Altered antioxidant defence in a mouse adriamycin model of glomerulosclerosis

Background. Antioxidant enzyme status changes in experimental models of chronic renal disease with glomerulosclerosis. Most of the studies are performed in rats. We now investigate whether a mouse model with more rapid development of glomerulosclerosis is suitable for the study of radical-associated renal disease. Methods. Female BALB/c mice are injected intravenously with a single dose of adriamycin (10 mg/kg). The development of glomerular and interstitial injury is evaluated by means of renal function parameters and histology. Renal cortex activities of catalase, Cu/Zn and Mn superoxide dismutase and glutathione peroxidase are measured by enzymatic techniques, and their mRNA levels by Northern blot analysis. Results. The mice develop proteinuria and hypercholesterolaemia; glomerulosclerosis is present 20 days after adriamycin injection. Involvement of reactive oxygen intermediates in the disease process is supported by an increased cortex level of glutathione (1.77 +/- 0.13 vs 1.31 +/- 0.12 mu mol/g kidney; P = 0.021) and ferric iron deposition in the tubulointerstitial compartment.

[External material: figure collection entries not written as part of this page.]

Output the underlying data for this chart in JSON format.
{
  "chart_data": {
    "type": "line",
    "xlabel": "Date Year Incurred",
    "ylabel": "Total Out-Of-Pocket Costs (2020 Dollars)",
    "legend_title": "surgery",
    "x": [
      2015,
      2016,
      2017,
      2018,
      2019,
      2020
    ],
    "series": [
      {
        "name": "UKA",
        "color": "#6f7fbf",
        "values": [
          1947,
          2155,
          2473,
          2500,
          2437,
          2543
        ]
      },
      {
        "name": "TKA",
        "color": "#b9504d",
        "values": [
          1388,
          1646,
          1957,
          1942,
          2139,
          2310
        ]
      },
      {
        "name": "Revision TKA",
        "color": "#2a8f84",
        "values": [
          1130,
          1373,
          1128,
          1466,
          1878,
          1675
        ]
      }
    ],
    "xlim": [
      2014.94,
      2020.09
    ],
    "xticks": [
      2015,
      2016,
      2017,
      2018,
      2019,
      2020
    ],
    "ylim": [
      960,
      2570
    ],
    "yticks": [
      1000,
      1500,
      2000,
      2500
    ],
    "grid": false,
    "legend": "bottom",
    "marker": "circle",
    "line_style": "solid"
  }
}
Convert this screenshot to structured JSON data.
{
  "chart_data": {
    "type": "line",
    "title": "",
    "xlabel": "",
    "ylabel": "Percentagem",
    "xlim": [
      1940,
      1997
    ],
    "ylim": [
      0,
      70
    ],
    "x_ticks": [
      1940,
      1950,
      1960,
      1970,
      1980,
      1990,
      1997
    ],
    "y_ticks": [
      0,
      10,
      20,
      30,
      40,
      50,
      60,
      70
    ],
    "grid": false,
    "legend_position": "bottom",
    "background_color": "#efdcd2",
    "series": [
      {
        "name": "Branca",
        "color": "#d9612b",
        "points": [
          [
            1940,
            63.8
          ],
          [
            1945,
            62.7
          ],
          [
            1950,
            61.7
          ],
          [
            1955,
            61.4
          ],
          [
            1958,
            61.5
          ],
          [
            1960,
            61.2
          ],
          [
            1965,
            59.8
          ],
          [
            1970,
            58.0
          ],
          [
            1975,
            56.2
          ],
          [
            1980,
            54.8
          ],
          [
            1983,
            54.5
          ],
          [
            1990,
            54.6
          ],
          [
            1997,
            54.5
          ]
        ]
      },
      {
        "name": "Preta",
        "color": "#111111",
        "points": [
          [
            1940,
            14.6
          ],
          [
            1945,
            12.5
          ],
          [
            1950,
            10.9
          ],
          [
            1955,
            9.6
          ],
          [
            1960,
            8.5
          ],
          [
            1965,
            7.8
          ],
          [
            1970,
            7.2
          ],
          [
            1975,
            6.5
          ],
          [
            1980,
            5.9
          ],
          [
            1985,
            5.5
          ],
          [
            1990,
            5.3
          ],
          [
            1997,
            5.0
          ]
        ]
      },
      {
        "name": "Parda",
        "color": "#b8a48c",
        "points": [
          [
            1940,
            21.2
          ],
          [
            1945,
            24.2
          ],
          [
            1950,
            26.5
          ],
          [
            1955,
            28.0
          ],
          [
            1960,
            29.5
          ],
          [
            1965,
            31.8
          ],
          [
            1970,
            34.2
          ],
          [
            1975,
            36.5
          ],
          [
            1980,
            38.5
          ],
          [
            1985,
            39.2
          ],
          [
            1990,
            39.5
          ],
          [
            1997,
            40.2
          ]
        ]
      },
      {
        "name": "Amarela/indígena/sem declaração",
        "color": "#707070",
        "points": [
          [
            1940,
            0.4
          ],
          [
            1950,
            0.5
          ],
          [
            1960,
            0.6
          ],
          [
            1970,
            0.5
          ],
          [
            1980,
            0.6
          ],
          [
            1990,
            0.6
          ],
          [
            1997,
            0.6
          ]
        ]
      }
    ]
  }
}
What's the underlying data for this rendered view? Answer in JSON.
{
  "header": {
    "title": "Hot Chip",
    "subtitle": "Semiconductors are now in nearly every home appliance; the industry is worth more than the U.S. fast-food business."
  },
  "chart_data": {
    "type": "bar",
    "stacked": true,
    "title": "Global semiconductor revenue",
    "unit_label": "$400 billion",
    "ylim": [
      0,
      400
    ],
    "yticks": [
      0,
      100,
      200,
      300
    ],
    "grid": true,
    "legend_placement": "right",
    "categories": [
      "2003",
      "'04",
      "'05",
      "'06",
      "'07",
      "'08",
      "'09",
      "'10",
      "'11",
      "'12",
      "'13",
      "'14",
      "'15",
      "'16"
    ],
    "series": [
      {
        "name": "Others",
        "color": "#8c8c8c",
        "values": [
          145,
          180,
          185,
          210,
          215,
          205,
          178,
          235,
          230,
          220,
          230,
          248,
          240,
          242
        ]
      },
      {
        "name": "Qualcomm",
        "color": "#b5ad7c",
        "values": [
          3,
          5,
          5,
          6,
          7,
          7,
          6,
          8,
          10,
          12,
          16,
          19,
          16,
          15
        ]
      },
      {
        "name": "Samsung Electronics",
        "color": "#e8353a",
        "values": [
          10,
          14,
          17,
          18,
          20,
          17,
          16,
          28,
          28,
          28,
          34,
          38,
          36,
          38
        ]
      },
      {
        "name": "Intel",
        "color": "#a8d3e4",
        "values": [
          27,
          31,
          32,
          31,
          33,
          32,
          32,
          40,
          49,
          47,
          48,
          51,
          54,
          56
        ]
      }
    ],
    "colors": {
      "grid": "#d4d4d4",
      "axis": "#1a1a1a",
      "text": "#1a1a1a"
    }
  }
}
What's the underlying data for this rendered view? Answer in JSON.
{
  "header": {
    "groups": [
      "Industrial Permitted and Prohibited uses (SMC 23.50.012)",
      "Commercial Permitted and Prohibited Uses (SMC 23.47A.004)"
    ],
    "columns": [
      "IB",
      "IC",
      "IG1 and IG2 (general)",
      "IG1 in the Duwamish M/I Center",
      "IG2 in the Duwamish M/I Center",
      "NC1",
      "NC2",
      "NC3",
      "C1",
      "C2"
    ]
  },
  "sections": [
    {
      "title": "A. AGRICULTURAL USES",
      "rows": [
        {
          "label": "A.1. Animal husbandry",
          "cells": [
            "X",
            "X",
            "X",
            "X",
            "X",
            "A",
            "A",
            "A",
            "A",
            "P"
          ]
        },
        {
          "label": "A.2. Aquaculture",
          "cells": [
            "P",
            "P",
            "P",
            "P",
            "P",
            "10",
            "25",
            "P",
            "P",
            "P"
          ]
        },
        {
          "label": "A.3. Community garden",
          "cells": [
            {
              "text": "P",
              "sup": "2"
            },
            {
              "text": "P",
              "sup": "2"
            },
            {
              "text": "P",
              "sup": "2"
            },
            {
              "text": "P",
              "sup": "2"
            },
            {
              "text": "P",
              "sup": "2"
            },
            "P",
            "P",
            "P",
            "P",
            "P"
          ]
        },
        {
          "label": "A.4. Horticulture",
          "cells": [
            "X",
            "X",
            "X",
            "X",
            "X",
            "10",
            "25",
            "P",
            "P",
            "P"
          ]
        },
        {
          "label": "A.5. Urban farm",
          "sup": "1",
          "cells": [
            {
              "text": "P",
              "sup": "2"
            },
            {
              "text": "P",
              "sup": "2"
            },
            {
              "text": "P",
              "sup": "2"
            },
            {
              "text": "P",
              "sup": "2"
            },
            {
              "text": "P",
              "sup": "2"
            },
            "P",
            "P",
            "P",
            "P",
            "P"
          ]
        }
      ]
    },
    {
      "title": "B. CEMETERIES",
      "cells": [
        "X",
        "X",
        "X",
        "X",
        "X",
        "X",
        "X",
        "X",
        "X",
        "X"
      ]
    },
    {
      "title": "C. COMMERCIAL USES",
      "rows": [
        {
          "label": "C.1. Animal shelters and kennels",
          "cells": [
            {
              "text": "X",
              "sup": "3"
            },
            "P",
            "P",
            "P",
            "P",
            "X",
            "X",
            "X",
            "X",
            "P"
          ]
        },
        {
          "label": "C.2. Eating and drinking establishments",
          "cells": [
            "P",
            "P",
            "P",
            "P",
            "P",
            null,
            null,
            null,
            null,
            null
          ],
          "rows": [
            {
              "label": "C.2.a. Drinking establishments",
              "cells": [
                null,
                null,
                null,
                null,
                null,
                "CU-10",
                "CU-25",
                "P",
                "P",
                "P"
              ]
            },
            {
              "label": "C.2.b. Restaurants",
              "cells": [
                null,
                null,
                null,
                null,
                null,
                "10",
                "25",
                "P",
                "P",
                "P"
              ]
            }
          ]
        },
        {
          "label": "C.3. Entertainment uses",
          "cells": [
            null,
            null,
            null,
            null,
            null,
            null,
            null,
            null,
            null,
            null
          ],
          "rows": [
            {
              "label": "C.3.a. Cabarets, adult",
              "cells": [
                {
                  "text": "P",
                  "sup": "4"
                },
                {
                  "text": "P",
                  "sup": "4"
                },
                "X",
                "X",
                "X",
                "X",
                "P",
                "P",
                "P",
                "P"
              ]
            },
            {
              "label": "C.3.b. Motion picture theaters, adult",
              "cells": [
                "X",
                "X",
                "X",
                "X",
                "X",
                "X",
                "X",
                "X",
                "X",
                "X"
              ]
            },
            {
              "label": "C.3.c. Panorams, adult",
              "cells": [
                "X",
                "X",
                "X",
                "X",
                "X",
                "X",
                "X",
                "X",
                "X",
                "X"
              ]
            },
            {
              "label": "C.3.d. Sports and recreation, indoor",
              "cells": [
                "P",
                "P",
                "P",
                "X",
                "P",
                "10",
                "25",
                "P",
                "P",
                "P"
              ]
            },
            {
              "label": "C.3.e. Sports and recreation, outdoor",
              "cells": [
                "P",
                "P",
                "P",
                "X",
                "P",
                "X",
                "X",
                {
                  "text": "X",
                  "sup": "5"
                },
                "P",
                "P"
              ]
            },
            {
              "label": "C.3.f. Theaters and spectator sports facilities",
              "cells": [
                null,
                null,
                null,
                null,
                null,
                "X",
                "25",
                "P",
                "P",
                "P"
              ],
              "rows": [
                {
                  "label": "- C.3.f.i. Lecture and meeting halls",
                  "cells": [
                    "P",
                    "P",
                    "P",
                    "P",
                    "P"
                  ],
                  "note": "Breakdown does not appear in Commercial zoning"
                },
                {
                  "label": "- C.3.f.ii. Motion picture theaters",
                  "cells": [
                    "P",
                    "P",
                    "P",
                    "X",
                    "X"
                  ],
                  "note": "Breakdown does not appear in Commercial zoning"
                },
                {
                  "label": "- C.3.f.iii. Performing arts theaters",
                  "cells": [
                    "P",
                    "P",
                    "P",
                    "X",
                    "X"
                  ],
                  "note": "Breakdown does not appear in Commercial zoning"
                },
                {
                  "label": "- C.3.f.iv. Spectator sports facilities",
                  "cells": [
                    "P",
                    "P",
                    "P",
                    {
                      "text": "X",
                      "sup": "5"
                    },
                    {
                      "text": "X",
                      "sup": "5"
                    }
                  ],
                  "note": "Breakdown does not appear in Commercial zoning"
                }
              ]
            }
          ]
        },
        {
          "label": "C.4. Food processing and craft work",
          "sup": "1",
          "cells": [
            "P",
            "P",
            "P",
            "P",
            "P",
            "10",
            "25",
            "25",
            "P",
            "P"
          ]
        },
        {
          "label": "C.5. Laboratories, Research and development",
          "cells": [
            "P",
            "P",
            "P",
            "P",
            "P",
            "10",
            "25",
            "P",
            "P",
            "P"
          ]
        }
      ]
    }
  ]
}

Glomerulosclerosis and tubulointerstitial lesions are accompanied by decreased cortex activities of catalase (0.19 +/- 0.01 vs 0.23 +/- 0.01 U/mg protein; P = 0.024), glutathione peroxidase (0.28 +/- 0.01 vs 0.32 +/- 0.01 U/mg protein; P = 0.049) and Mn superoxide dismutase (6.61 +/- 0.91 vs 9.25 +/- 0.99 U/mg protein, P = 0.020). We find decreased cortex mRNA levels only for glutathione peroxidase. Conclusion. The fast development of glomerulosclerosis combined with an altered antioxidant status makes this mouse adriamycin model a suitable alternative for the slower rat models.